伊藤 相手を過剰に頼らせちゃうのよ。あたしのこともこんなに頼らせてくれる。今気がついたけど、歴代のダメ男と同じ立ち位置じゃん、あたし。40歳で、アメリカで末っ子のトメを産んだ。産んだ翌日にアメリカに来てくれたね。
枝元 そうそう。前から行く予定だったのがお産が早まって。あの頃はわたしもいろいろと……。
伊藤 そうそう、いろいろ揺らいでたよね。でもあのとき作ってくれたあずき、めっちゃウマかった。
枝元 着いて、すぐ健康食品店であずき買って来て煮たの。タピオカとココナツミルク入りで。

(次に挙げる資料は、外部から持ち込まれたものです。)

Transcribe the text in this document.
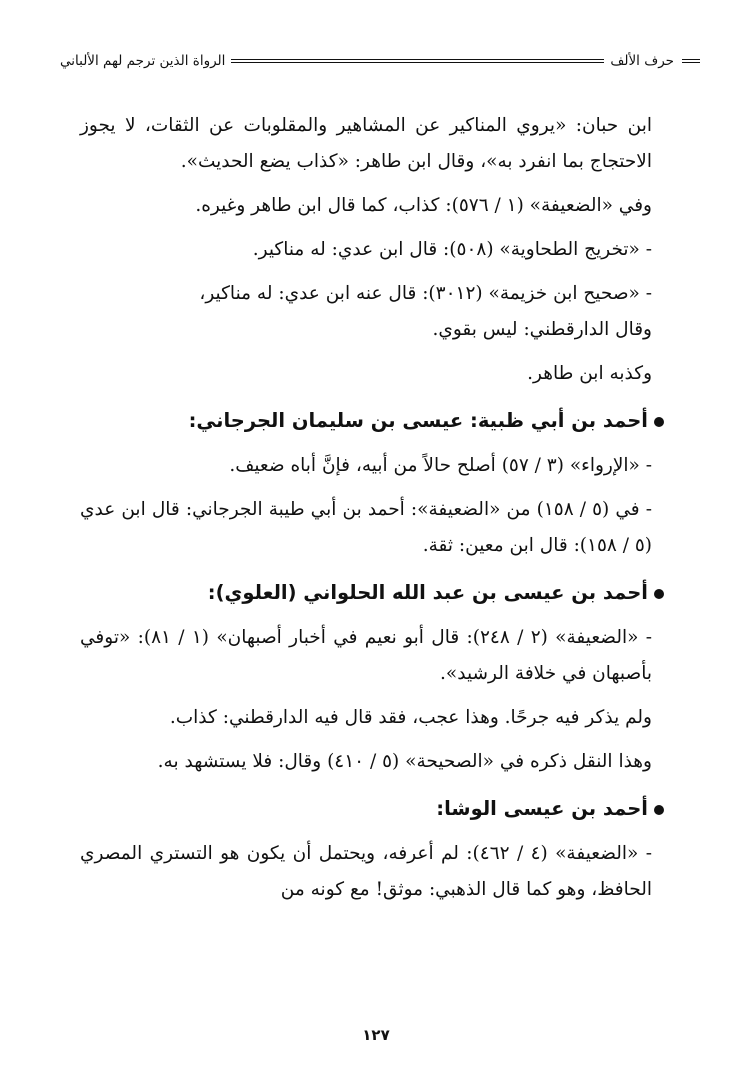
حرف الألف
الرواة الذين ترجم لهم الألباني

ابن حبان: «يروي المناكير عن المشاهير والمقلوبات عن الثقات، لا يجوز الاحتجاج بما انفرد به»، وقال ابن طاهر: «كذاب يضع الحديث».

وفي «الضعيفة» (١ / ٥٧٦): كذاب، كما قال ابن طاهر وغيره.

- «تخريج الطحاوية» (٥٠٨): قال ابن عدي: له مناكير.

- «صحيح ابن خزيمة» (٣٠١٢): قال عنه ابن عدي: له مناكير،

وقال الدارقطني: ليس بقوي.

وكذبه ابن طاهر.

أحمد بن أبي ظبية: عيسى بن سليمان الجرجاني:

- «الإرواء» (٣ / ٥٧) أصلح حالاً من أبيه، فإنَّ أباه ضعيف.

- في (٥ / ١٥٨) من «الضعيفة»: أحمد بن أبي طيبة الجرجاني: قال ابن عدي (٥ / ١٥٨): قال ابن معين: ثقة.

أحمد بن عيسى بن عبد الله الحلواني (العلوي):

- «الضعيفة» (٢ / ٢٤٨): قال أبو نعيم في أخبار أصبهان» (١ / ٨١): «توفي بأصبهان في خلافة الرشيد».

ولم يذكر فيه جرحًا. وهذا عجب، فقد قال فيه الدارقطني: كذاب.

وهذا النقل ذكره في «الصحيحة» (٥ / ٤١٠) وقال: فلا يستشهد به.

أحمد بن عيسى الوشا:

- «الضعيفة» (٤ / ٤٦٢): لم أعرفه، ويحتمل أن يكون هو التستري المصري الحافظ، وهو كما قال الذهبي: موثق! مع كونه من

١٢٧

伊藤 あの味は一生忘れない。産後の身に染みたなあ。トメは今でも人にねこちゃんのことを「私のゴッドマザー」って紹介してるのよ。次の段階が介護だったね。あたしが少し早くて、先にバタバタしはじめた。
枝元 うちはまず弟が亡くなって、それから父が要介護に。でも先に亡くなったのは母で、父ひとりになって。ひろみちゃんにいろんなこと教わったね。

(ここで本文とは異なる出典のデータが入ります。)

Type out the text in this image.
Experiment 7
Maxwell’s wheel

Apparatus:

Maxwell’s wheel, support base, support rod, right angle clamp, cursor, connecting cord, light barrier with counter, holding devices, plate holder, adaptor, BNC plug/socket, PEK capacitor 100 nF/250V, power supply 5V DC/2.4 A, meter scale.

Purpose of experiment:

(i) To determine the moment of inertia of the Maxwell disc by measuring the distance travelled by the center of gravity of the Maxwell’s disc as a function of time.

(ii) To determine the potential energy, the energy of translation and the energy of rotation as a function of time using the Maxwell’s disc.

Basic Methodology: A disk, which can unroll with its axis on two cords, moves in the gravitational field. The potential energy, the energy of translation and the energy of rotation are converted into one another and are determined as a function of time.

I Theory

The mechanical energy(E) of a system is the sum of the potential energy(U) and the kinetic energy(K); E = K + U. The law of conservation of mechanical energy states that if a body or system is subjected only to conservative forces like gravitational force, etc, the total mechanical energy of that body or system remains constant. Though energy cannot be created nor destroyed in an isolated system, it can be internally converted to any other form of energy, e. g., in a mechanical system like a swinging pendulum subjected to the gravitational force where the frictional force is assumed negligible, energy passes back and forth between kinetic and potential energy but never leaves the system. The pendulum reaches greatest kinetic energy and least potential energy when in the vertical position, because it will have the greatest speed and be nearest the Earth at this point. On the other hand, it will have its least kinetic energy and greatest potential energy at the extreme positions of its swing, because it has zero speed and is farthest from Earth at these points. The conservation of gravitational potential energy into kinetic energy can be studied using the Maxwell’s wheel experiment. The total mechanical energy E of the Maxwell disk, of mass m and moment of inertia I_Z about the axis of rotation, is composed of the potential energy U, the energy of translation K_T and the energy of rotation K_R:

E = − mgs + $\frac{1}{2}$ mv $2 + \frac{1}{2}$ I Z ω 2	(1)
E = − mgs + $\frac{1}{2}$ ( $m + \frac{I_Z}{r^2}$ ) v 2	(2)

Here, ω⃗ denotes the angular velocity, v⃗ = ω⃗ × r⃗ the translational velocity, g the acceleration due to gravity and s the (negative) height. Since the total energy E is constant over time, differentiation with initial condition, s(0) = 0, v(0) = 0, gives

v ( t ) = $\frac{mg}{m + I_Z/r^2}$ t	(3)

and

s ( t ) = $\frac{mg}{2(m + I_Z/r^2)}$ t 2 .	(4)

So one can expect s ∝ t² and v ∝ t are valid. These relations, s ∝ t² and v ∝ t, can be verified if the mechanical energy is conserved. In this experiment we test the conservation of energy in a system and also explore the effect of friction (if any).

伊藤 ねこちゃんはあの頃、介護で大変だったと思うの。でも愚痴こぼすより、お父さんのことほんとに楽しそうに話してくれる。無理してるんじゃなくて。それがよかったな。親と子の本質を見たと思って、父のことも思い出して、なんかすごく沁みた。海ほたるに行ったこととかさー。

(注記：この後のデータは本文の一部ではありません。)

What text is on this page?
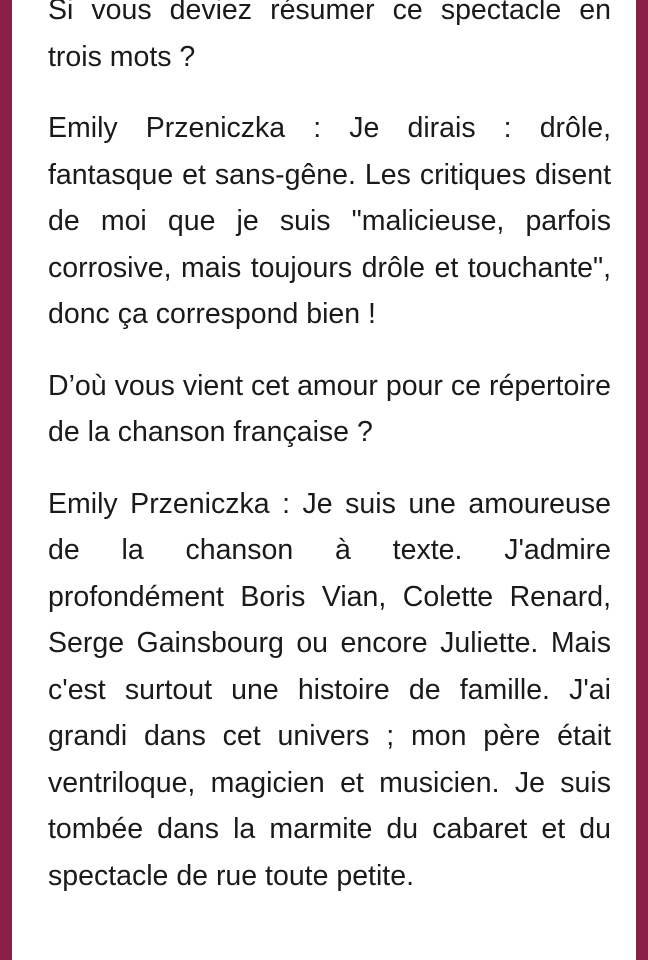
Si vous deviez résumer ce spectacle en trois mots ?

Emily Przeniczka : Je dirais : drôle, fantasque et sans-gêne. Les critiques disent de moi que je suis "malicieuse, parfois corrosive, mais toujours drôle et touchante", donc ça correspond bien !

D’où vous vient cet amour pour ce répertoire de la chanson française ?

Emily Przeniczka : Je suis une amoureuse de la chanson à texte. J'admire profondément Boris Vian, Colette Renard, Serge Gainsbourg ou encore Juliette. Mais c'est surtout une histoire de famille. J'ai grandi dans cet univers ; mon père était ventriloque, magicien et musicien. Je suis tombée dans la marmite du cabaret et du spectacle de rue toute petite.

枝元 あれは母が亡くなったときなんだよ。「なんでおかあさんは寝てるんだ」って父が言ってるから帰れなくて、それで海ほたるに行って、コンビニでスープとおむすび食べたんだ。ひろみちゃんも言ってたけどさ、お父さんが「待ってる時間が長い」って言ったこととか、記憶の中にどうしようもなく残る。ああ、あそこにいたなあって思い出す。いとおしいといってもいいくらいな感じで。わたし今、車いす押して散歩に行きたくてしょうがないよ。